身上那些痕迹,在水里隐隐约约的,像一朵朵荼蘼艳丽的花,他闭着眼,咬着牙,把手伸到那里去清理,丝丝缕缕红红白白的东西,在浴桶里弥散开来。
给他换了衣服,却没有帮他清理,这该死的混蛋。他想。
他的手掌击打在水面上,拍起一阵水花。
他不知道泡了多久。
只知道水慢慢凉了,月亮升起来,从窗户里透进来,照在地砖上。
忽然,他听见外头有动静。
很轻,像风吹过。
他睁开眼睛。
“谁?”
没有人回答。
他刚要松口气,忽然听见一个声音,从窗外传来:
“小侯爷。”
林宣浑身一僵。
那声音,他太熟悉了。
是冷渊。
“冷兄?”他愣住了,“你……你怎么来了?怎么没人通报?”
窗外沉默了一瞬。
然后那声音又响起,带着一丝淡淡的涩意:
“小侯爷莫怪,我偷偷进来的。”
林宣张了张嘴,说不出话来。
“我来府中好几次,”那声音继续说,“小侯爷都不愿见我。”
林宣低下头,没有说话。
“是发生什么事情了吗?”那声音问。
林宣沉默了很久。
然后他开口,声音闷闷的,还带着一丝他自己都没察觉的哭腔:
“没有。”
窗外又沉默了。
过了很久,林宣听见脚步声。
不是离开,是靠近。
他猛地抬起头。
“不要进来!”
可那脚步声没有停。
门被推开了。
月光照进来,照出一个人影。
冷渊站在门口。
林宣慌了。
他霍地从浴桶里站起来,抓起屏风上的衣裳,手忙脚乱地往身上套。
可他太慌张了,里衣的系带还没洗好,再伸手去拿袍子的时候,一下子把屏风推翻了。
烛火和月光都温情地照在他身上。
冷渊的目光落在他身上,顿住了。
那张脸,红肿的嘴唇,破了的唇角,艳得像人揉碎的花瓣,披散着的衣袍下,领口大敞,露出一截细白的脖颈,上面密密麻麻的,深深浅浅的,全是吻痕。
红的,紫的,像一朵朵开败的花。
一直蔓延到锁骨,蔓延到衣领遮不住的地方。
“转过去!混蛋!谁让你来的!”林宣骂道。
冷渊立刻转过身去,可那一瞬间,该看的不该看的,都被他看了,他的的眼睛红了,双拳也紧紧地握着。

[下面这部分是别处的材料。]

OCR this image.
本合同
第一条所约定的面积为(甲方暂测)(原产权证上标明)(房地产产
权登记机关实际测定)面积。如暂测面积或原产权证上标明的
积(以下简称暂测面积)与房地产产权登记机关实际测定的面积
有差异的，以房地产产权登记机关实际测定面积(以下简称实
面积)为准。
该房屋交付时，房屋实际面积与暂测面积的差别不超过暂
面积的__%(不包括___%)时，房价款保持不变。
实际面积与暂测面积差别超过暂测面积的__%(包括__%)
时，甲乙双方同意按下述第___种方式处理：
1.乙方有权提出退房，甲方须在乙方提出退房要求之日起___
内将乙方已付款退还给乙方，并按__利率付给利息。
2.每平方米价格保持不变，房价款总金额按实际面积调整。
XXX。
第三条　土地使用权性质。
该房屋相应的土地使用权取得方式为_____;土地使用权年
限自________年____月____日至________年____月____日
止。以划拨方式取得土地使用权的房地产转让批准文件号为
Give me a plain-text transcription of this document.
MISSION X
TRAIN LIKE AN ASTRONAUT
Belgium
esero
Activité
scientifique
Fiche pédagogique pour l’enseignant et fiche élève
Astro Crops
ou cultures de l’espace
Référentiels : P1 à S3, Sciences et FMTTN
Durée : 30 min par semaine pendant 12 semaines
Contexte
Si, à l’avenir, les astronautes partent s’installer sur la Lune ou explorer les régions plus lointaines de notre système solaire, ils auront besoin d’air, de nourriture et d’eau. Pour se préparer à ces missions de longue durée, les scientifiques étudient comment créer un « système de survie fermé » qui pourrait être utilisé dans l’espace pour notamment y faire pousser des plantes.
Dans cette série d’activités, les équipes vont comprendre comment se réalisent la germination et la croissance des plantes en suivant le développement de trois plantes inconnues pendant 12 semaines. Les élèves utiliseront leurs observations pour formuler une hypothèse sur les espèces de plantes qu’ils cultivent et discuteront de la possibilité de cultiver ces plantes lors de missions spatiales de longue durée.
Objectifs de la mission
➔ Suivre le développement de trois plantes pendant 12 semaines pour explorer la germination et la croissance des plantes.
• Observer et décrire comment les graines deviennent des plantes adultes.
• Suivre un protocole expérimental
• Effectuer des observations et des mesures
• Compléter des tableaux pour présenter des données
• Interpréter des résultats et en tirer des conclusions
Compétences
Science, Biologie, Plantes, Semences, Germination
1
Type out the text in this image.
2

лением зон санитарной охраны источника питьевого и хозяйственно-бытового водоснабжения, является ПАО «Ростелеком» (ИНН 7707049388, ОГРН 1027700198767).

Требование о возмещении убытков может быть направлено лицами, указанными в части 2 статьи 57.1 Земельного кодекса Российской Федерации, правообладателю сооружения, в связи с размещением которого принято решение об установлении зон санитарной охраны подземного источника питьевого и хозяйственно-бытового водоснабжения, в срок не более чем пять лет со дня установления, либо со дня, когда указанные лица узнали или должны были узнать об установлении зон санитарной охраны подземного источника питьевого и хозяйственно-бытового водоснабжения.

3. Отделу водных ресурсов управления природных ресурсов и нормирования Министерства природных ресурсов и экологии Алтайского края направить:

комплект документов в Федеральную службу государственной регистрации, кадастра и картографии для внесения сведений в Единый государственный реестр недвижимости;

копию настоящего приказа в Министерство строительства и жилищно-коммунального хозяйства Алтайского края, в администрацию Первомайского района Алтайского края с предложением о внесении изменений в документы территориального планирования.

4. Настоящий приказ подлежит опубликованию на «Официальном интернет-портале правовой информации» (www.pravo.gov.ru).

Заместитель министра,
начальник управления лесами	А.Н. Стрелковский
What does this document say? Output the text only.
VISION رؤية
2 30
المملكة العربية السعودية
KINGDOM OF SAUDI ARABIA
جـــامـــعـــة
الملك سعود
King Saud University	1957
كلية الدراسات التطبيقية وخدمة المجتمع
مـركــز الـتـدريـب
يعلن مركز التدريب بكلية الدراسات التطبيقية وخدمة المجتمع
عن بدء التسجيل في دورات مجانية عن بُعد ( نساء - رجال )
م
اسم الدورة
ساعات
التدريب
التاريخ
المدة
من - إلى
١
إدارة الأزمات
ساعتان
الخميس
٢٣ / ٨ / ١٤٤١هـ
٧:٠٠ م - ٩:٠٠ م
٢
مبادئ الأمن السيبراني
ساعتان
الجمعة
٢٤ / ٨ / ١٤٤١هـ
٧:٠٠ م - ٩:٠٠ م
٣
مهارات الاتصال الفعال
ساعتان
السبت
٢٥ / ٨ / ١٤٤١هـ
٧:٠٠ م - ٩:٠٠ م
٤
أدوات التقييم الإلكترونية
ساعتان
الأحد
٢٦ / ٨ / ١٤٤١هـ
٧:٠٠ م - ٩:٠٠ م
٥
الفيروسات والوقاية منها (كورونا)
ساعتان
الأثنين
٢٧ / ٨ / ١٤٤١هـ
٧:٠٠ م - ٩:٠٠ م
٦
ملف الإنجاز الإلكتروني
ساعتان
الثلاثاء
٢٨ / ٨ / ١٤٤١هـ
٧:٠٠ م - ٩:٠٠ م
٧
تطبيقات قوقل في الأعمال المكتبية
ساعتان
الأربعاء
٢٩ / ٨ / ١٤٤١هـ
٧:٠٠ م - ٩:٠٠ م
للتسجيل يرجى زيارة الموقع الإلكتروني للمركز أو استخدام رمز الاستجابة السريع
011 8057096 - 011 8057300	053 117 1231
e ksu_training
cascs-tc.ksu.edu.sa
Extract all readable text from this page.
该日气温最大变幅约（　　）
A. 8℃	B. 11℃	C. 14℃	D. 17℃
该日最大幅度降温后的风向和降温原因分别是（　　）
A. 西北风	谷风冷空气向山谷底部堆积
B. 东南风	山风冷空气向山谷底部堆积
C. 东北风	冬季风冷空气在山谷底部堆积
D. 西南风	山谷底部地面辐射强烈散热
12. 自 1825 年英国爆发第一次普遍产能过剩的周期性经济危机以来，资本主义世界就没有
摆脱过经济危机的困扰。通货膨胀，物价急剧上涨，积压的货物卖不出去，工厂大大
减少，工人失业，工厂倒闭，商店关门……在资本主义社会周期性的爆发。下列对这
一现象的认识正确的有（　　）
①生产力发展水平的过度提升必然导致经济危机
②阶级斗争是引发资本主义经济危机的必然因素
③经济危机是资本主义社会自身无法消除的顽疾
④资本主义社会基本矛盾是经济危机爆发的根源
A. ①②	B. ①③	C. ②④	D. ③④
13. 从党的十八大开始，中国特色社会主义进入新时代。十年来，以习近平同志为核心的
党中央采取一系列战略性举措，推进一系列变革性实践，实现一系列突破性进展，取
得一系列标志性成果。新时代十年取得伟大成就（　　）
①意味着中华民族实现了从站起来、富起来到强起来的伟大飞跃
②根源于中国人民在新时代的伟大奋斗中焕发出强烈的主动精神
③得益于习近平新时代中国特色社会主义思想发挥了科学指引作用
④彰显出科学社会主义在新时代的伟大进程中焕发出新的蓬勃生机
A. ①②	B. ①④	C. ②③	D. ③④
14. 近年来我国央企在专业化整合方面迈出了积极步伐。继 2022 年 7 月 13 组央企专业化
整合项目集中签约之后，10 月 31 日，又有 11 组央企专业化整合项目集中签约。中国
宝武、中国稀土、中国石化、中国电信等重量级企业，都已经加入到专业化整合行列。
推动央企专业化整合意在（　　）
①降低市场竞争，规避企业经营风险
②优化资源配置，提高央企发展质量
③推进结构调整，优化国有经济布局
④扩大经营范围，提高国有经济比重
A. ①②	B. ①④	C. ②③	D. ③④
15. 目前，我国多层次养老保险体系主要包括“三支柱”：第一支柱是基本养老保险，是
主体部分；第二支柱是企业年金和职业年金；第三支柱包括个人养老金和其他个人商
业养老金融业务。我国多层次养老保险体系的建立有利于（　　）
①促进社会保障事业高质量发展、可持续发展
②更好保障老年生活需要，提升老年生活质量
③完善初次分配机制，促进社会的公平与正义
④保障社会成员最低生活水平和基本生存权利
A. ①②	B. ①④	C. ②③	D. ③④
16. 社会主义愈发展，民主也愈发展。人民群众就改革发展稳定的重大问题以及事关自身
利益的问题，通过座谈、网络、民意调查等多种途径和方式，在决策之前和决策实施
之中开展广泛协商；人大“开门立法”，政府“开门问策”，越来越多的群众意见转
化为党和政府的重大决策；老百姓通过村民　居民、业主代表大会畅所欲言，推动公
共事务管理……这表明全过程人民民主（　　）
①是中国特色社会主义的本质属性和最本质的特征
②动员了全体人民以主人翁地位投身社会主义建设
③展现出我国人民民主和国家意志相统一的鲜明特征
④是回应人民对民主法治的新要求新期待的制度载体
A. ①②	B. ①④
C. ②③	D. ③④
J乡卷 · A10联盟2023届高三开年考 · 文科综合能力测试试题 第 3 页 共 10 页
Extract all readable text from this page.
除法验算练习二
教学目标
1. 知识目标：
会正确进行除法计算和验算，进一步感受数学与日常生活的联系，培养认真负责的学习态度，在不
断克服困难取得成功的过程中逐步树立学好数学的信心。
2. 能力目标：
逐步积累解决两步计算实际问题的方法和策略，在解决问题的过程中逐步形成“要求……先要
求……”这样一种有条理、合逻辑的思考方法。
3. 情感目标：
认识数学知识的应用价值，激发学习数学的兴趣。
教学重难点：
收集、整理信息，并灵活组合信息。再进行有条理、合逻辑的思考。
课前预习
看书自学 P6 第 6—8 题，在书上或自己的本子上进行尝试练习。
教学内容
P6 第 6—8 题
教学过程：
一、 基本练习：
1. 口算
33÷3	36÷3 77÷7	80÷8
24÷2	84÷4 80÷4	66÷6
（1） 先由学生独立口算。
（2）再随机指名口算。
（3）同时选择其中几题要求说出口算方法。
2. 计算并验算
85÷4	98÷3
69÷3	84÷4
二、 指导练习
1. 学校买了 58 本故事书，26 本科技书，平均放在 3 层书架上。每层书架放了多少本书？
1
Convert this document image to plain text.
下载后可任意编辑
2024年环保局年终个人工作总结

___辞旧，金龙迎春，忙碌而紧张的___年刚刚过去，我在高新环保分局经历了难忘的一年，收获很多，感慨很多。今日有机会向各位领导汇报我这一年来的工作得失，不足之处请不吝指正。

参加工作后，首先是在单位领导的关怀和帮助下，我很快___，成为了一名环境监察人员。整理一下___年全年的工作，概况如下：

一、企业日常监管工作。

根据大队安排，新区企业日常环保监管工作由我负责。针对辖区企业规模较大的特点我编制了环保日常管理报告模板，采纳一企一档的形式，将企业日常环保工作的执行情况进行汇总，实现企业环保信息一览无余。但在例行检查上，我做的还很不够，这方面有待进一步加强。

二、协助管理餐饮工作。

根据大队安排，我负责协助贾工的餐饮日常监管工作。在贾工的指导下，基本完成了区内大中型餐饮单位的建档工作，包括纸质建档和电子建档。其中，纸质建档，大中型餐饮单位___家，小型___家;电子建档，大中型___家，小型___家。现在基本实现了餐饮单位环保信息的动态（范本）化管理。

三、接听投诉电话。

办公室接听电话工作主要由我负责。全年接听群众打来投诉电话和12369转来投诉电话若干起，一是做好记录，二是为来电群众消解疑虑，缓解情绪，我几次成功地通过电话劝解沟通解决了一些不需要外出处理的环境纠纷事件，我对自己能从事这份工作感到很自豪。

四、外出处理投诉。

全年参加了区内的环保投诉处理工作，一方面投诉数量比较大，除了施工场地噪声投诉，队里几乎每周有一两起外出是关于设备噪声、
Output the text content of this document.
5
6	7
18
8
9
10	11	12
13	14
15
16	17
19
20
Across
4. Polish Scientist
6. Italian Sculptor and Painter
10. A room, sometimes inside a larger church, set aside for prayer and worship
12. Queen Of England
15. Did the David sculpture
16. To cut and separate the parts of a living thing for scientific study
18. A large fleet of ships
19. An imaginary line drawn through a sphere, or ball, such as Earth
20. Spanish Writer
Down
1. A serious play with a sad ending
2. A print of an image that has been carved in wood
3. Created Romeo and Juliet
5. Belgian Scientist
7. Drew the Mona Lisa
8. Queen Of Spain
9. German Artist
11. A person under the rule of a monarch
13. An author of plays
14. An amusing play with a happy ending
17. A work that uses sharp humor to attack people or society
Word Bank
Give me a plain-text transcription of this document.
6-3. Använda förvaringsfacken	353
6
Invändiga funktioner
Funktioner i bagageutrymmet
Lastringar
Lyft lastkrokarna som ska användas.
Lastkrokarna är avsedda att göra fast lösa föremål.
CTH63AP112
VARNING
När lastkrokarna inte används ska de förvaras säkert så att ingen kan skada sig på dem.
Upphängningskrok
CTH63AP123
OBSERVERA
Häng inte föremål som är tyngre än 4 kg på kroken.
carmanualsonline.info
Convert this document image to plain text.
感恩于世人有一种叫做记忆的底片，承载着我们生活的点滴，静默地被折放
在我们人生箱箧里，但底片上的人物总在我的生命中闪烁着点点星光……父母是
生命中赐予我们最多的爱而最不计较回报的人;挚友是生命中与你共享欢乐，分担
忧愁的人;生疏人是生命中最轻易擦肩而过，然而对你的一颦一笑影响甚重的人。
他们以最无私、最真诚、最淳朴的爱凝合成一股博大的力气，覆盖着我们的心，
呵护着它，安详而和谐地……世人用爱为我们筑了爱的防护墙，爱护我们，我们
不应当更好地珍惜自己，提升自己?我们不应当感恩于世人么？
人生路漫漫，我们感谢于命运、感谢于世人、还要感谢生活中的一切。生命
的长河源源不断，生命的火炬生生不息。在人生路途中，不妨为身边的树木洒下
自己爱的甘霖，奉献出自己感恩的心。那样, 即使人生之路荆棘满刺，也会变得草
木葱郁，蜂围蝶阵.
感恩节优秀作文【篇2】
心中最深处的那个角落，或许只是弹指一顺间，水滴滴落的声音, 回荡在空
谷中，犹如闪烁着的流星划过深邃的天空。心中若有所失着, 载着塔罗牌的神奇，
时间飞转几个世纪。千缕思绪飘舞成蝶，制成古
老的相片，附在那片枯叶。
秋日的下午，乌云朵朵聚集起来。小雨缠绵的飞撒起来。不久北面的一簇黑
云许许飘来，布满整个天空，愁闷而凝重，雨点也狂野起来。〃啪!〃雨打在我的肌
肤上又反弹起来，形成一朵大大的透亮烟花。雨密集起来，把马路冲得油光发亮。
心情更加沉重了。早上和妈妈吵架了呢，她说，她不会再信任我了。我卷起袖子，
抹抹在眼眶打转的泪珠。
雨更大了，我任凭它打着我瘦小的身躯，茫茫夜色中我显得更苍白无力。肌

他的声音,那一直温和平平、如山间流水的声音,忽然颤抖起来:
“小侯爷……”
林宣站在那里,看着他微微颤抖的背影,忽然什么都明白了。
冷渊看懂了。
他看见了。
他明白那些他拼命想藏起来的东西,全都被他看见了。
他的眼泪一下子就涌了出来。
“你来干什么?”他的声音尖尖的,带着哭腔,“来看我笑话吗?”
冷渊摇摇头。
“怎么会。”
那声音轻轻的,像是怕惊着什么,又真诚,又温暖,没有一丝嘲弄。
“小侯爷永远是那个烂漫肆意的人。”他说,“不管发生什么事情。”
林宣愣住了。
他的眼泪流得更凶了。
他不知道自己是怎么走过去的。
他只知道,等他反应过来的时候,他已经从背后抱住了冷渊。
冷渊的身体僵了一瞬,然后放松下来,任由他抱着。
林宣在靠着他的背,无声地流泪。
眼泪濡湿了他的衣服,一滴一滴的,温热的。
然后他静默地转过身,犹豫了一下,紧紧地抱住了他。
冷渊低头,看着他。
从这个角度,那些吻痕更明显了。
烙在那白皙细腻的皮肤上,触目惊心,像落在雪地里的红梅。
冷渊的手轻轻颤抖着。
他抬起手,想摸摸那些痕迹。
可手停在半空,没有落下去。
他只是抱着他,抱着这个在他怀里无声哭泣的人。
然后他低下头。
一个吻,轻轻地,落在林宣的发顶。
这个吻这样轻这样浅,像一段月华落在山谷中清浅的回音,除了他自己,没有任何人知道。